Dani Cárdenas saved a Kike García penalty and the actual Vallecas nets. Hugo Hard accepted a place on the bench with a shrug and praise for Umar Sadiq: “If I’m not a starter any more, it’s because Sadiq is playing like Pelé.”
Vedat Muriqi, seeing Barcelona hype Mallorca’s visit as Robert Lewandowski versus Muriqi, cut through the noise: “There are few strikers that compete with Lewy … and I’m not one of them. Thanks, though.” Cucho Hernández apologised to Levante after scoring against them, a nice gesture except he had never played for them – only for Huesca, who share their colours.

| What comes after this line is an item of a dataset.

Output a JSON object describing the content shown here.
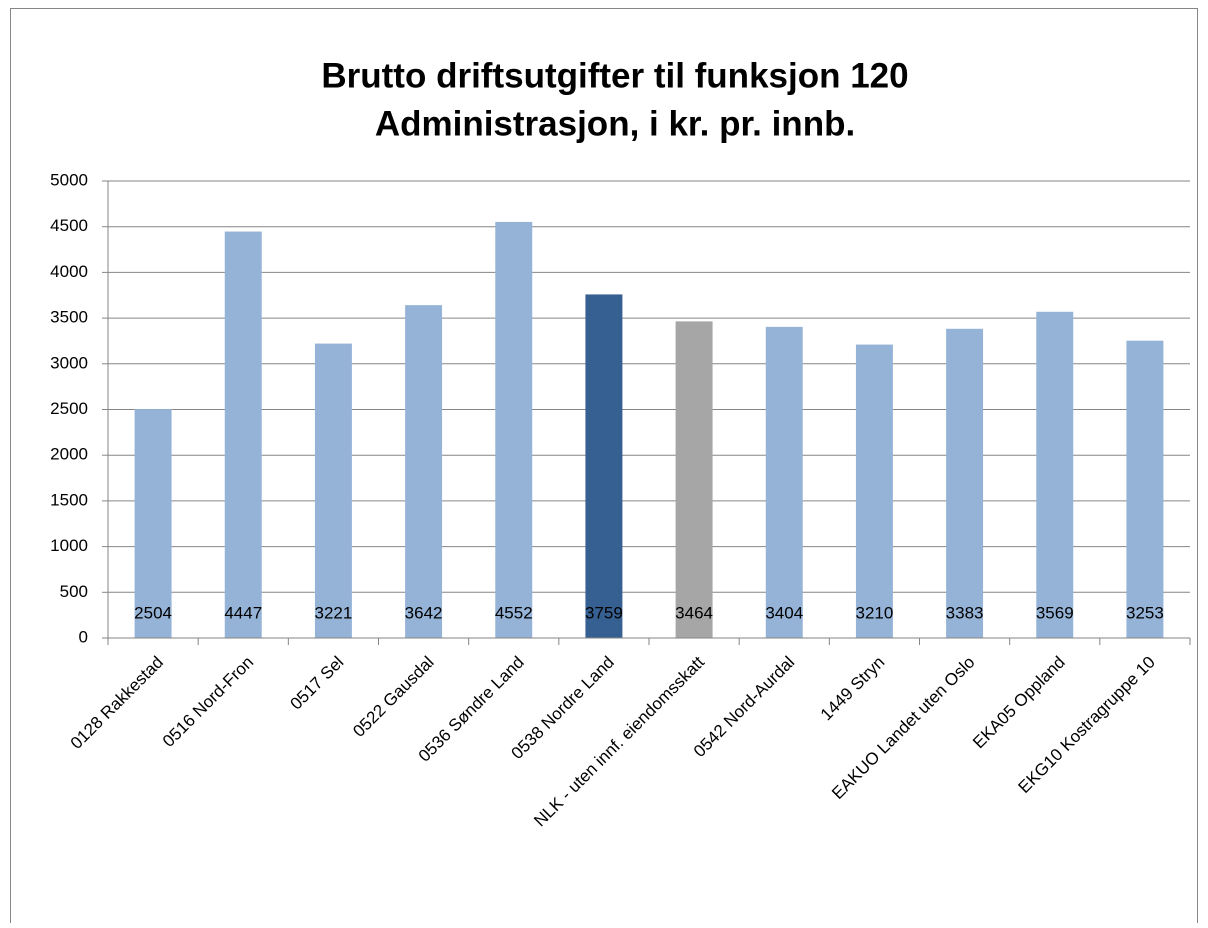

Luis Castro slipped over on his debut at Levante, literally falling on his backside as he tried to return the ball. He didn’t fall again, leading a miracle escape. At Real Sociedad, president Jokin Aperribay asked ChatGPT if Rino Matarazzo was a good coach for the club and got a “no”. Four months later, Matarazzo had delivered a historic Copa del Rey.
Bordalás, forever sharpening a pencil that was down to the rubber, still dragged Getafe into Europe. Luis Garcia walked into a funereal Sevilla and resurrected them in six weeks. Eder Sarabia, at Elche, talked about fighting with a catapult against teams with “bazookas and tanks” and still stayed up playing good football.

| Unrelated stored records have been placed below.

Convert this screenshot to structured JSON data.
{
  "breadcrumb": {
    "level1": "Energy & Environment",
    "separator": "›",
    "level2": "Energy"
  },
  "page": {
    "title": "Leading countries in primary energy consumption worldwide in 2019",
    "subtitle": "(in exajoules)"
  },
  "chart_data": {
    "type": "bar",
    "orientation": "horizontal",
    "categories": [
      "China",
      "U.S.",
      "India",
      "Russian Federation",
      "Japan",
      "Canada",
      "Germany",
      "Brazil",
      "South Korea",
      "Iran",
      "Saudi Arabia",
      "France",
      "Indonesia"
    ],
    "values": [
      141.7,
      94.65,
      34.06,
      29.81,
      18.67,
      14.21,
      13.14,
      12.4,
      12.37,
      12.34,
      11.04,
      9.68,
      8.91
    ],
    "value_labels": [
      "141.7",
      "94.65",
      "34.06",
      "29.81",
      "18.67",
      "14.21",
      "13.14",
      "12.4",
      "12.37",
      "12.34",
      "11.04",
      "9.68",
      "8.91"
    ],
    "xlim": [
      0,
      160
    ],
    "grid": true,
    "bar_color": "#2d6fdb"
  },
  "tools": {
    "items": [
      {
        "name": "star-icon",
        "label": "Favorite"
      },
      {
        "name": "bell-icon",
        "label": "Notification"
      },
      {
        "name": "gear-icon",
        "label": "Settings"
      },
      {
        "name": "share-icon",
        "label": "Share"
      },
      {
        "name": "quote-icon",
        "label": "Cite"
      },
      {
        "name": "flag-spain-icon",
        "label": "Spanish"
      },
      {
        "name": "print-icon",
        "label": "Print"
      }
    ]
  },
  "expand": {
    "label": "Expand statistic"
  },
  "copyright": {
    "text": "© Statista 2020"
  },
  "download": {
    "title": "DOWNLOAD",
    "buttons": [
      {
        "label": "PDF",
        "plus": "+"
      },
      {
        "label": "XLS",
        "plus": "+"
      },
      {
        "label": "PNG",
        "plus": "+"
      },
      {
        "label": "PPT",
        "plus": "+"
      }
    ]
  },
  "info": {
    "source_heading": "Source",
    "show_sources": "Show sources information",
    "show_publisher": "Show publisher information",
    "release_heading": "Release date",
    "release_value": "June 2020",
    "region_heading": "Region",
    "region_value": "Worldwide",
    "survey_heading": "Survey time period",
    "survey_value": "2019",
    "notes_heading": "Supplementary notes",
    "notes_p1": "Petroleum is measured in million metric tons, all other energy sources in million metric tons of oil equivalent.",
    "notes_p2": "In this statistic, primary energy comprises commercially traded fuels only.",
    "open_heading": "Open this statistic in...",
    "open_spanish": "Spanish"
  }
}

Hansi Flick won the league again. Claudio Giráldez and Manuel Pellegrini impressed again. But the manager of the year was Iñigo Pérez, bound for Villarreal, who guided Rayo Vallecano to their highest-ever finish and a first final despite not always having a pitch to play on, a place to train or hot water to wash with. “It’s easier to reach success through love,” he said. Rayo proved him right.
On the pitch, Carlos Espí might have been the single most decisive player of the season: 10 goals in the last 14 games, the only matches he started for Levante. Fans shouted for the Ballon d’Or. Vedat Muriqi twirled his finger at his temple and called them crazy, but one more point and Muriqi might have taken both survival and this award himself.

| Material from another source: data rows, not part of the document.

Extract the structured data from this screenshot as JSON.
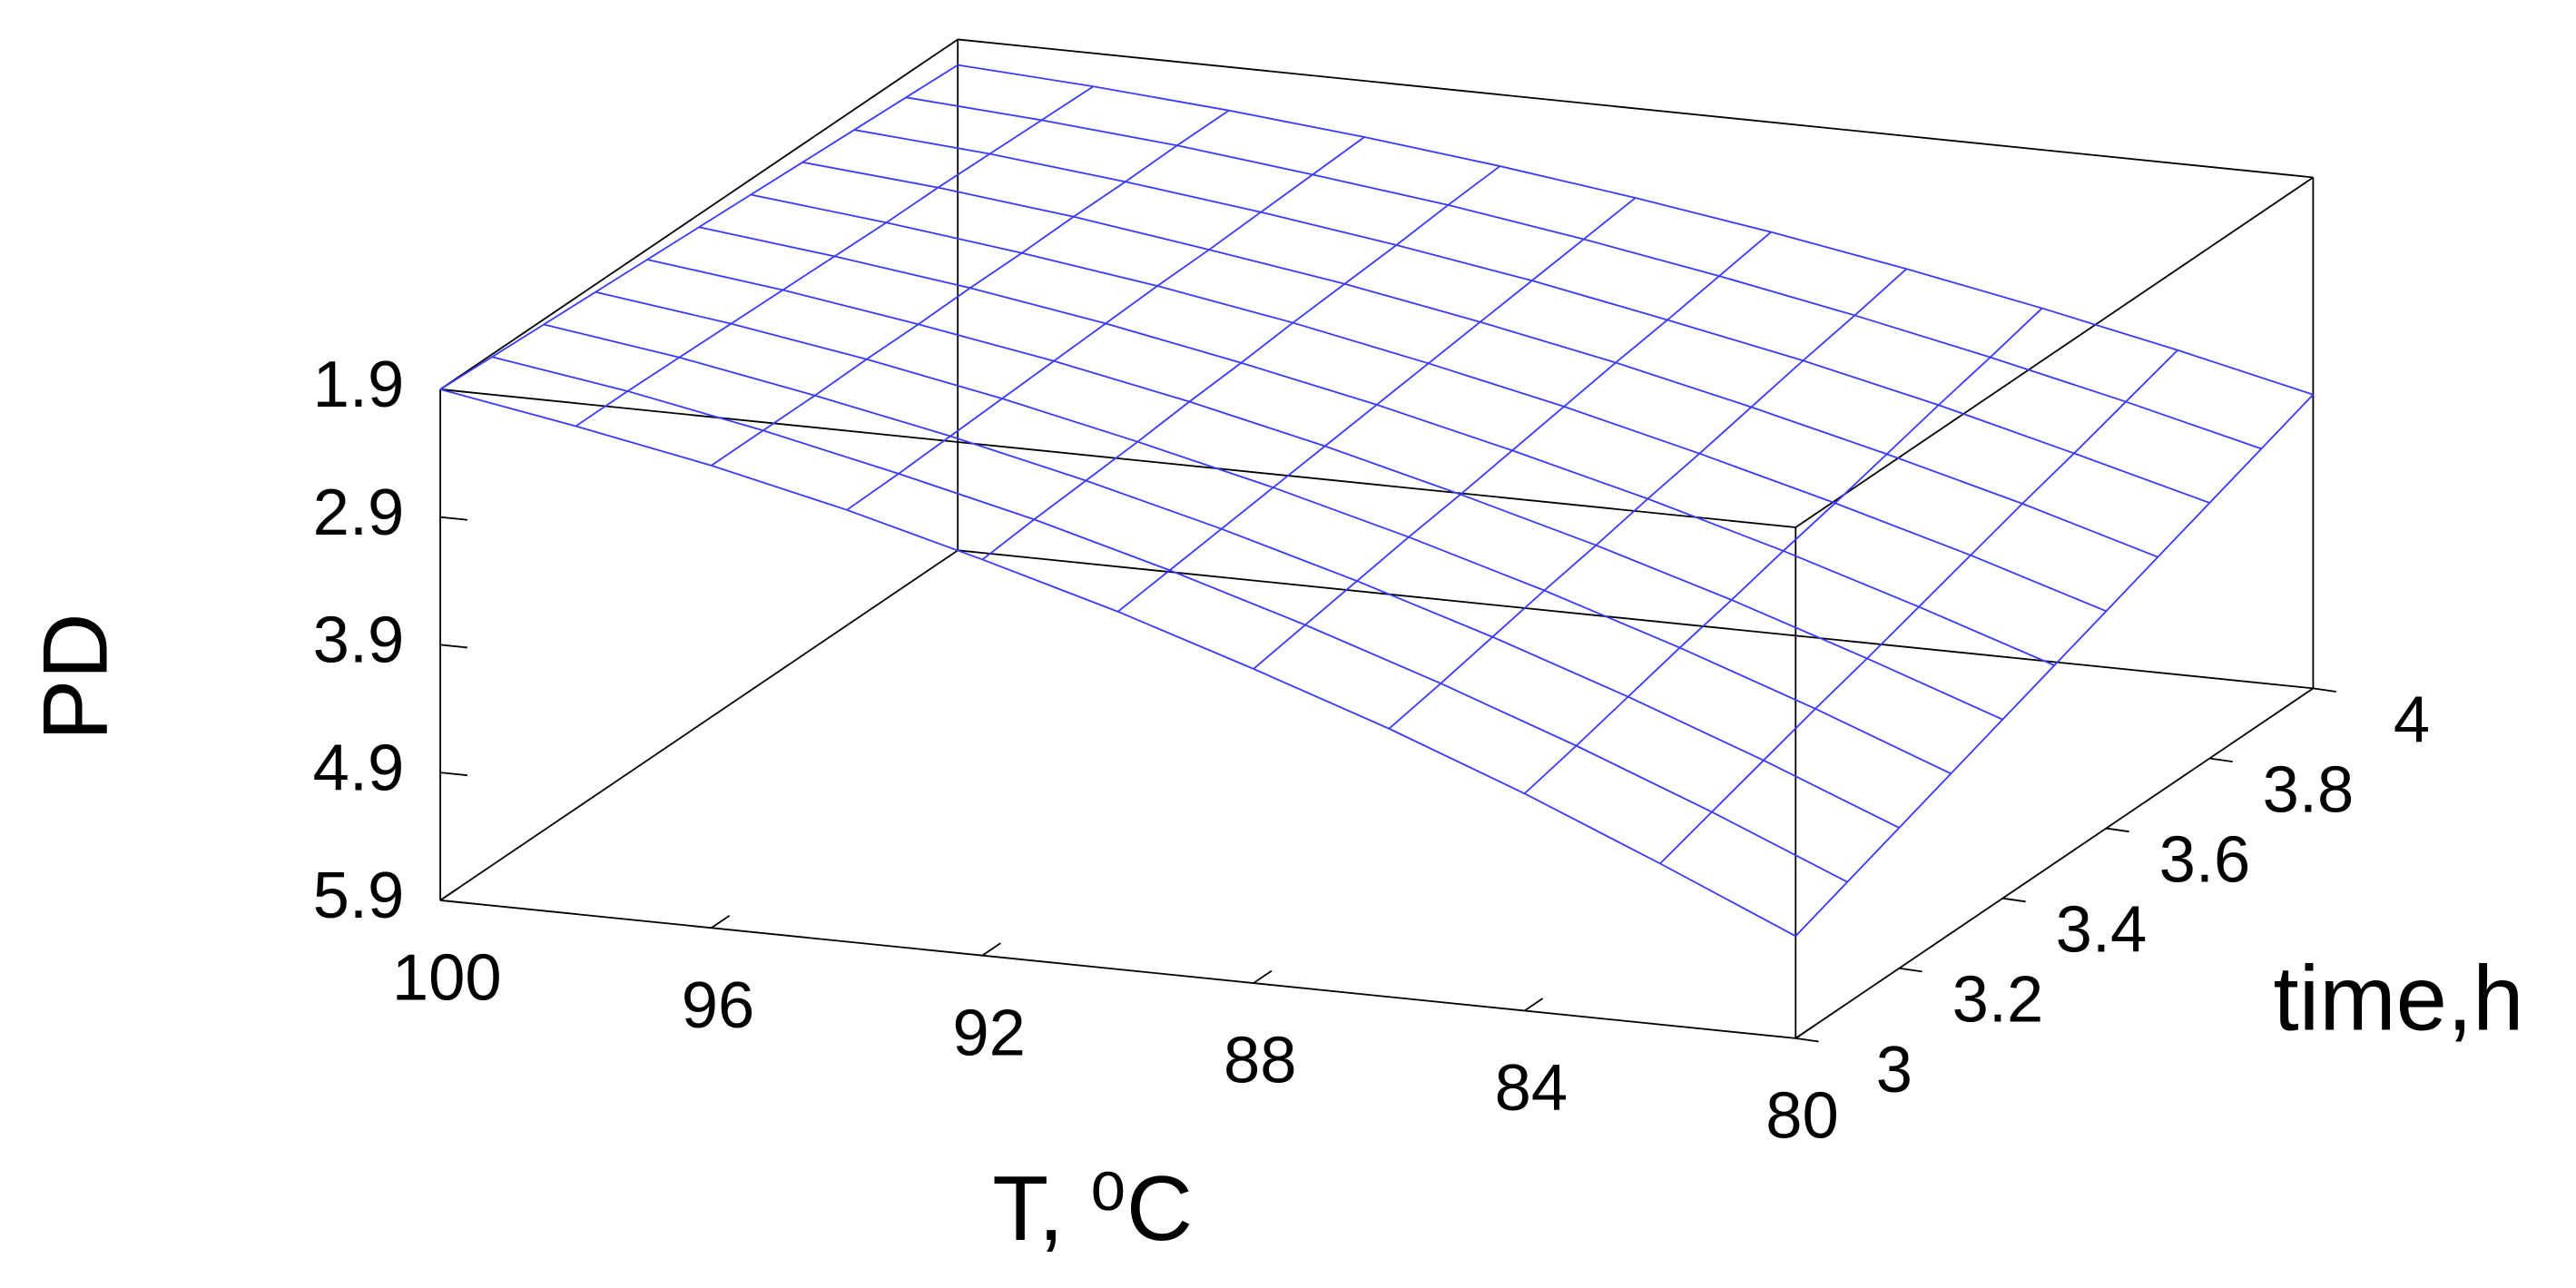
{
  "chart_data": {
    "type": "surface",
    "xlabel": "T, ⁰C",
    "ylabel": "time,h",
    "zlabel": "PD",
    "color": "#3a3aff",
    "x": [
      100,
      98,
      96,
      94,
      92,
      90,
      88,
      86,
      84,
      82,
      80
    ],
    "y": [
      3,
      3.1,
      3.2,
      3.3,
      3.4,
      3.5,
      3.6,
      3.7,
      3.8,
      3.9,
      4
    ],
    "z": [
      [
        1.9,
        2.08,
        2.28,
        2.52,
        2.8,
        3.1,
        3.44,
        3.8,
        4.2,
        4.64,
        5.1
      ],
      [
        1.92,
        2.08,
        2.28,
        2.51,
        2.76,
        3.05,
        3.37,
        3.72,
        4.1,
        4.51,
        4.95
      ],
      [
        1.94,
        2.09,
        2.28,
        2.49,
        2.73,
        3.0,
        3.3,
        3.63,
        3.99,
        4.38,
        4.8
      ],
      [
        1.96,
        2.1,
        2.27,
        2.47,
        2.7,
        2.95,
        3.23,
        3.54,
        3.88,
        4.25,
        4.65
      ],
      [
        1.98,
        2.11,
        2.27,
        2.45,
        2.66,
        2.9,
        3.17,
        3.46,
        3.78,
        4.13,
        4.5
      ],
      [
        2.0,
        2.12,
        2.26,
        2.43,
        2.63,
        2.85,
        3.1,
        3.37,
        3.67,
        4.0,
        4.35
      ],
      [
        2.02,
        2.13,
        2.26,
        2.41,
        2.59,
        2.8,
        3.03,
        3.29,
        3.57,
        3.87,
        4.2
      ],
      [
        2.04,
        2.13,
        2.25,
        2.4,
        2.56,
        2.75,
        2.96,
        3.2,
        3.46,
        3.74,
        4.05
      ],
      [
        2.06,
        2.14,
        2.25,
        2.38,
        2.53,
        2.7,
        2.9,
        3.11,
        3.35,
        3.62,
        3.9
      ],
      [
        2.08,
        2.15,
        2.24,
        2.36,
        2.49,
        2.65,
        2.83,
        3.03,
        3.25,
        3.49,
        3.75
      ],
      [
        2.1,
        2.16,
        2.24,
        2.34,
        2.46,
        2.6,
        2.76,
        2.94,
        3.14,
        3.36,
        3.6
      ]
    ],
    "xlim": [
      100,
      80
    ],
    "xticks": [
      100,
      96,
      92,
      88,
      84,
      80
    ],
    "ylim": [
      3,
      4
    ],
    "yticks": [
      3,
      3.2,
      3.4,
      3.6,
      3.8,
      4
    ],
    "zlim": [
      5.9,
      1.9
    ],
    "zticks": [
      1.9,
      2.9,
      3.9,
      4.9,
      5.9
    ]
  }
}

Joan García produced a “science fiction” save in a Barcelona shirt against Espanyol, a stop so outrageous Lamine Yamal could only gasp: “Mother of God almighty, what a goalkeeper!”
Yet the player of the year still had to be Lamine Yamal. Twenty-four goals, 11 assists in all competitions, and a run of form that dragged Barcelona clear when the race threatened to tighten. “I would like to be everything everyone wants me to be,” he said. The line revealed the weight on his shoulders. His football shrugged it off.
By the end, the team of the season wrote itself: Joan García in goal; Marcos Llorente, Florian Lejeune, David Affengruber and Carlos Romero across the back; Fermín López, Luis Milla and Pablo Fornals in midfield; Lamine Yamal, Vedat Muriqi and Alberto Moleiro up front. A bench full of names – Pedri, Oyarzabal, Mbappé, Griezmann, Espí and more – underlined the depth of talent scattered across Spain.
A season that began with a teenager in a No 10 shirt announcing himself to the league ended with that same teenager lifting a trophy, clutching a flag and carrying a club. The question now is not whether he belongs among the names on that shirt. It’s how far he can drag Barcelona – and La Liga – in the years to come.